5|Sessiz çığlık

261 17 4
                                    

Yumruklarımı sıkmış, öfkeden kararmış gözlerimle karşımdaki adama bakıyordum. Saat gecenin bilmem kaçıydı ve ben bu saatte eve girip yine annemle babam olacak adamın kavgasını dinlemiştim. Ama bu sefer farklıydı, bu alçak adam karısına el kaldırmaya kalkmıştı. Gördüğüm an delirirken hemen aralarına girsem de sonda suçlu yine ben olmuştum.

"Bak oğlum falan demem gebertirim!" Dedi dişlerinin arasından sinirle.

Aynı öfkeli gözlerle yüzüne bakarken "Gebertsene." Dedim korktucu şekilde sakin bir sesle.
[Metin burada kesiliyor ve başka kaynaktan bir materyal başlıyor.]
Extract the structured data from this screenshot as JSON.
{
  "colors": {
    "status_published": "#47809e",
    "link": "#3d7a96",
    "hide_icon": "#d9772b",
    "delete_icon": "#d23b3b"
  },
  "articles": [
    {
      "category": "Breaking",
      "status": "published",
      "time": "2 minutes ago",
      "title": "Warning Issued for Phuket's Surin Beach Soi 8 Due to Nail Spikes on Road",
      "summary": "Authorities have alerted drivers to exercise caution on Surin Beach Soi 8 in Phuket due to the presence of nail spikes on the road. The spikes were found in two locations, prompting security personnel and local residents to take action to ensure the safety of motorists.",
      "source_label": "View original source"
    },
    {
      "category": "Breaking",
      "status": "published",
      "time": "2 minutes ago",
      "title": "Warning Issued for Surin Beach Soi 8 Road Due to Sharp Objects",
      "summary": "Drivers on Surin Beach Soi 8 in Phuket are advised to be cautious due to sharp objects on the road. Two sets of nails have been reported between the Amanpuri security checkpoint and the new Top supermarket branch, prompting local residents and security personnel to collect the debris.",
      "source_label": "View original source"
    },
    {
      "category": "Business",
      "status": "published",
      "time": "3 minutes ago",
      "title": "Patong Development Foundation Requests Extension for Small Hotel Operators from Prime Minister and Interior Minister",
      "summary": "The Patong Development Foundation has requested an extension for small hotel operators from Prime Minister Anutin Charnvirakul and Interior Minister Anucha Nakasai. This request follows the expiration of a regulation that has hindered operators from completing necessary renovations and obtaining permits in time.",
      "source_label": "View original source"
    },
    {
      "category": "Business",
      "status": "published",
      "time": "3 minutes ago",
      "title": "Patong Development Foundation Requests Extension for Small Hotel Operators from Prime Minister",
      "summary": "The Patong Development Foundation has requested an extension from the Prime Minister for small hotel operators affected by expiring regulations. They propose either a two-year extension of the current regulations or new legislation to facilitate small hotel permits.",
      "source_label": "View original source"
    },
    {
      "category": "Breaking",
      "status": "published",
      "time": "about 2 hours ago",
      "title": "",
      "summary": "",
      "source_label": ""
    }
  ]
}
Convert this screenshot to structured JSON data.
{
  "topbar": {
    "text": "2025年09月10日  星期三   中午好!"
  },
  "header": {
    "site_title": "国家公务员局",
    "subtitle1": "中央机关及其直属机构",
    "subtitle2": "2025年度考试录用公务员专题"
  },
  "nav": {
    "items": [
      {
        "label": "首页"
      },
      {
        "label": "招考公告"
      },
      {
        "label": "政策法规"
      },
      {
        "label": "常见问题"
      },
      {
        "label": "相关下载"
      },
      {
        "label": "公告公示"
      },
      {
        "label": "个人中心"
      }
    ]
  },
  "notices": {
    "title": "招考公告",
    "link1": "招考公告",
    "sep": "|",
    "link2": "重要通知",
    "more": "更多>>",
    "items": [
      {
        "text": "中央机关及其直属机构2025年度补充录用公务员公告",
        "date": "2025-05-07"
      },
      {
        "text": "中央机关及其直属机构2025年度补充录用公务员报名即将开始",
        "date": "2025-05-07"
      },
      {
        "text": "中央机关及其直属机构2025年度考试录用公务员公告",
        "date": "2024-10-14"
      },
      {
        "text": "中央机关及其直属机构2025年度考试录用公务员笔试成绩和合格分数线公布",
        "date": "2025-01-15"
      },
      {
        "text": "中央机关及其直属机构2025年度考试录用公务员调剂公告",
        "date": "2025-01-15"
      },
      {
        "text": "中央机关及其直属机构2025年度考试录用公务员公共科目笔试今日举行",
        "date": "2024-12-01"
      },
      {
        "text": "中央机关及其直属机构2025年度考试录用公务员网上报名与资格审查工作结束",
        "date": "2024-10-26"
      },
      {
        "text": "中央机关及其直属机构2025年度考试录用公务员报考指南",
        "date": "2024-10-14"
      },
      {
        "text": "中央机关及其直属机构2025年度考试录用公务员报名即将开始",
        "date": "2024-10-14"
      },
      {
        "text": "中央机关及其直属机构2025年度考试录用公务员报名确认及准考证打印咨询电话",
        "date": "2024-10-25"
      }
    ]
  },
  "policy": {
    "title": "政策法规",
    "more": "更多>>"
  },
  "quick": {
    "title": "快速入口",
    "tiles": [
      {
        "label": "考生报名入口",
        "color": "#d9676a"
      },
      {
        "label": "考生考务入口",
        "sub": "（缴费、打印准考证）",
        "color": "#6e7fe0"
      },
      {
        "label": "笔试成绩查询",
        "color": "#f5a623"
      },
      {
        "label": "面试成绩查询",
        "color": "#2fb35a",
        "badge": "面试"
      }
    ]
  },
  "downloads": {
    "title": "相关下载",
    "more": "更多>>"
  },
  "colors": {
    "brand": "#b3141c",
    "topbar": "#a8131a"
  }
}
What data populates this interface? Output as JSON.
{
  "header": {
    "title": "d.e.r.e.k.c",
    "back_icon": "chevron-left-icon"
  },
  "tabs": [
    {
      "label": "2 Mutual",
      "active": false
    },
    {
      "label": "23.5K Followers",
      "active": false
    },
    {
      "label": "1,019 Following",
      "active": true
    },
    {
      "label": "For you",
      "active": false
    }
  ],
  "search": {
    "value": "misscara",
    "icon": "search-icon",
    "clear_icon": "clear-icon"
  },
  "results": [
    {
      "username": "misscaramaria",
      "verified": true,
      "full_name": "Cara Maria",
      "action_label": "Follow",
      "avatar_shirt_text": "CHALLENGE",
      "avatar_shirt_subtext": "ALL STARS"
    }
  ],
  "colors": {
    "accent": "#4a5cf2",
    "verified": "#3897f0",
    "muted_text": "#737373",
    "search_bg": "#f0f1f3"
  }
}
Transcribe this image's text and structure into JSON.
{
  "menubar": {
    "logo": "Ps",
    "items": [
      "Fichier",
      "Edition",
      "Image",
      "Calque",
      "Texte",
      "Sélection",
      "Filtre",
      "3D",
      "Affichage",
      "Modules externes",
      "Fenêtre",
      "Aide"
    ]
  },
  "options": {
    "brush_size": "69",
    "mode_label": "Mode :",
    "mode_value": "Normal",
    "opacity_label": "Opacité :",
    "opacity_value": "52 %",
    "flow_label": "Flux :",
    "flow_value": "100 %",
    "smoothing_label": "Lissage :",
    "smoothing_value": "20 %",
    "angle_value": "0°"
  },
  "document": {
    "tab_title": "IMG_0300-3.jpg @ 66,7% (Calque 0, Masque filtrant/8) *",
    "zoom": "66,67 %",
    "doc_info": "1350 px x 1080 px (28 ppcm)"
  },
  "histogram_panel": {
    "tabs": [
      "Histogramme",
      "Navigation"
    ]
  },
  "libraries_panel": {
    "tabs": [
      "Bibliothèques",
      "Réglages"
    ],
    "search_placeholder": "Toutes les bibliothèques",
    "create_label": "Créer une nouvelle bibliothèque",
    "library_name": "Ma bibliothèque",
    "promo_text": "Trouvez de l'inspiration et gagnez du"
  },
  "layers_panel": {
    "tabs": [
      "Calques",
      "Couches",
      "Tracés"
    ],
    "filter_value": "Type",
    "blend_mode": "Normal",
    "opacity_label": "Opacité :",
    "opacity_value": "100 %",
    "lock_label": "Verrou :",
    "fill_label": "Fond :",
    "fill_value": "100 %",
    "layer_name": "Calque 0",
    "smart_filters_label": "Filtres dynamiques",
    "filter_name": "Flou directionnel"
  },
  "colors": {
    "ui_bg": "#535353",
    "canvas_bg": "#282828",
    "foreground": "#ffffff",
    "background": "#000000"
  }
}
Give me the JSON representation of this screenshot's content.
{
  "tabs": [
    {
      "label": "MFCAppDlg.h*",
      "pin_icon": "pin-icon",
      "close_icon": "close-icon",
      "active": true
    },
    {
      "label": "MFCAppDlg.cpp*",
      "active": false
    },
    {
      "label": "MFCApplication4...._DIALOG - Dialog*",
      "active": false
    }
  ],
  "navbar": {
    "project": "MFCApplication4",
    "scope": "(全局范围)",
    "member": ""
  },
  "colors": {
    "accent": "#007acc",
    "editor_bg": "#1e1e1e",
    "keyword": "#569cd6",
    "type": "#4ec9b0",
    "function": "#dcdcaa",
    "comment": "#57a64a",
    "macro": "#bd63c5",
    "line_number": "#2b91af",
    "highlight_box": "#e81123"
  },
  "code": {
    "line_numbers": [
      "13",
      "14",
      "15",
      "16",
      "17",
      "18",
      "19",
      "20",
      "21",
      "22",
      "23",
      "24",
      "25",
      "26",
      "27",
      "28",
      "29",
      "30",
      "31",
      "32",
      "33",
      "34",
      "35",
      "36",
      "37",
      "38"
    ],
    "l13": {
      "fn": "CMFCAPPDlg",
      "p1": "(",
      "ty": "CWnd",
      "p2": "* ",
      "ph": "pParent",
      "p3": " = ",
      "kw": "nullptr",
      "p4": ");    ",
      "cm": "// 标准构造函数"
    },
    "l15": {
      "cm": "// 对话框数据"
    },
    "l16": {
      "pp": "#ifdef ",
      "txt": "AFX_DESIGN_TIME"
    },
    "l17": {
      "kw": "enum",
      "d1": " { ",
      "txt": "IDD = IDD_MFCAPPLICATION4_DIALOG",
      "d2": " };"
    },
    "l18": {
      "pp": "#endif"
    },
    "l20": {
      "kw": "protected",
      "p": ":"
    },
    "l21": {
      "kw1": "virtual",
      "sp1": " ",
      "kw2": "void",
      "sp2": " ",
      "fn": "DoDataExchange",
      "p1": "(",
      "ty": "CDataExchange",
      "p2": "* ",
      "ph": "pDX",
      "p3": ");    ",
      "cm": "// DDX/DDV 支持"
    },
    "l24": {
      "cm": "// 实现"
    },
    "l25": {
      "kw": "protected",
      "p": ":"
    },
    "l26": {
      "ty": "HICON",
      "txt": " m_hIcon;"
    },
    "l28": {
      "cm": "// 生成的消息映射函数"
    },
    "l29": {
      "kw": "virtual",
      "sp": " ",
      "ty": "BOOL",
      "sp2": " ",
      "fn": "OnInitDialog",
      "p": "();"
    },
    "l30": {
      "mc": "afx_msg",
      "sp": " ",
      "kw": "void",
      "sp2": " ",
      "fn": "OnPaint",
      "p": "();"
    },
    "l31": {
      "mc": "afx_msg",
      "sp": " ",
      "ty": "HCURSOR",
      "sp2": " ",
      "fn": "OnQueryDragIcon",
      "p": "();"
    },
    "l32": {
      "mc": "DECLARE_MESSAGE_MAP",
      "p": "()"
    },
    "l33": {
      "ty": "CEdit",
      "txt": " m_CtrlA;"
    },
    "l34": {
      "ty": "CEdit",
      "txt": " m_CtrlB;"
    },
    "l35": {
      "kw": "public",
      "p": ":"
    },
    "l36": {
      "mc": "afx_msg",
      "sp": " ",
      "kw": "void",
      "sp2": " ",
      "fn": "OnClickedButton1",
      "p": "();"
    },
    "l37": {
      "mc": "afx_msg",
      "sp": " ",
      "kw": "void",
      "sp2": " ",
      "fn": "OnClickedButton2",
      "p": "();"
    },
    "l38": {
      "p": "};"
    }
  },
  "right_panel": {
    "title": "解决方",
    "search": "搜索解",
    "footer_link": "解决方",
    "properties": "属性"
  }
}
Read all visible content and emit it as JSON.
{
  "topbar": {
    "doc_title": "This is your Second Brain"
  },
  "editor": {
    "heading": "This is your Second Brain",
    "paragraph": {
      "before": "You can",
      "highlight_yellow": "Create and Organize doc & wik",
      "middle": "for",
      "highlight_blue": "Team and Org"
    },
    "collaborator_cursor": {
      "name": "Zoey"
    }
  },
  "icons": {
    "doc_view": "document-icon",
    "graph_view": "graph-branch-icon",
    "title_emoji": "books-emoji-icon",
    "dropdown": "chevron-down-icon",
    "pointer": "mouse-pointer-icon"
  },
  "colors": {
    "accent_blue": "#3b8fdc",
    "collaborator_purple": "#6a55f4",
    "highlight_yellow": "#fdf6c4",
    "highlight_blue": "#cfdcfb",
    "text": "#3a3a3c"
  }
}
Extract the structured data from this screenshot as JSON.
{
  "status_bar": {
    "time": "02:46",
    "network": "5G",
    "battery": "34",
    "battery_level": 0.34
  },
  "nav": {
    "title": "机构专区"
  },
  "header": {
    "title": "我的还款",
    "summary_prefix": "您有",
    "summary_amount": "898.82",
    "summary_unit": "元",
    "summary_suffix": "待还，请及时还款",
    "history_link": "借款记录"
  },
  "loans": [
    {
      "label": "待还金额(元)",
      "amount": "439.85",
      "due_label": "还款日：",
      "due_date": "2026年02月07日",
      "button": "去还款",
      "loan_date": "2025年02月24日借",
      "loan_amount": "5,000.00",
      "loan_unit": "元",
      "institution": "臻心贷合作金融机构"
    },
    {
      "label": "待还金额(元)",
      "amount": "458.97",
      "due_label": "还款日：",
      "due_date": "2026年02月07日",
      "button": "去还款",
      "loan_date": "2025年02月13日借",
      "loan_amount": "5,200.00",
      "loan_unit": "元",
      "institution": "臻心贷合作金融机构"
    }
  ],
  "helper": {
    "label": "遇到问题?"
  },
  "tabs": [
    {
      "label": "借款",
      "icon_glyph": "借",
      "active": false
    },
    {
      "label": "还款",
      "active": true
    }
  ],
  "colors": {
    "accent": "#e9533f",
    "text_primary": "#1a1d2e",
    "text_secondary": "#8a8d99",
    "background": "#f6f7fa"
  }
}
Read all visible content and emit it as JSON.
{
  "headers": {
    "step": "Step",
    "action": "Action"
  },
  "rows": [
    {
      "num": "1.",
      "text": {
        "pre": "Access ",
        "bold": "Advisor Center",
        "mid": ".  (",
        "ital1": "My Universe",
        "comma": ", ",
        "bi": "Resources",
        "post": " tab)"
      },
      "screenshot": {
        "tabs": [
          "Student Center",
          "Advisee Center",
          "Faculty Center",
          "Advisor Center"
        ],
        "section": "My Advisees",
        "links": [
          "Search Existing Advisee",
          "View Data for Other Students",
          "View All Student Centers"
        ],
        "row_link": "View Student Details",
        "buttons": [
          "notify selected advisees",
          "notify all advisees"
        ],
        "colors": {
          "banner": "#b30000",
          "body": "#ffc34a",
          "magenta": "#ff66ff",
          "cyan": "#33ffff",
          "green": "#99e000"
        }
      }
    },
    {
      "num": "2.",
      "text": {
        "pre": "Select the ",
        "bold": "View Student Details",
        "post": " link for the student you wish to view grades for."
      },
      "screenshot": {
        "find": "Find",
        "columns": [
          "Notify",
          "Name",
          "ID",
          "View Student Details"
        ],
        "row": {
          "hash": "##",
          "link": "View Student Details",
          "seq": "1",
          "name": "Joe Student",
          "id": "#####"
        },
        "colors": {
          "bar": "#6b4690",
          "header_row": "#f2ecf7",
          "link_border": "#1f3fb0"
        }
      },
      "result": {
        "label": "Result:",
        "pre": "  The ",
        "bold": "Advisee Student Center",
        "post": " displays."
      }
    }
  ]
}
O kadar bıkmıştım ki onlardan ve onların hayatıma kattığı hiçlikten. Birilerinin mutluluğuna dışardan bakmak, onları seyretmek o kadar çok canımı yakıyordu ki. Neden beni sevmiyorlardı neden istemiyorlardı anlamıyordum. Annem için bu adamı karşıma alıyordum, o ise kocasının işine karışmamamı söylüyordu. Öfkeden delirmek üzereyken hışımla arkamı döndüm ve kapıyı çarparak çıktım. Arkamdan beni merak etmeyeceklerini, günlerce ev dedikleri yere uğramasam bir kere bile aramayacaklarını çok iyi bilerek çıktım.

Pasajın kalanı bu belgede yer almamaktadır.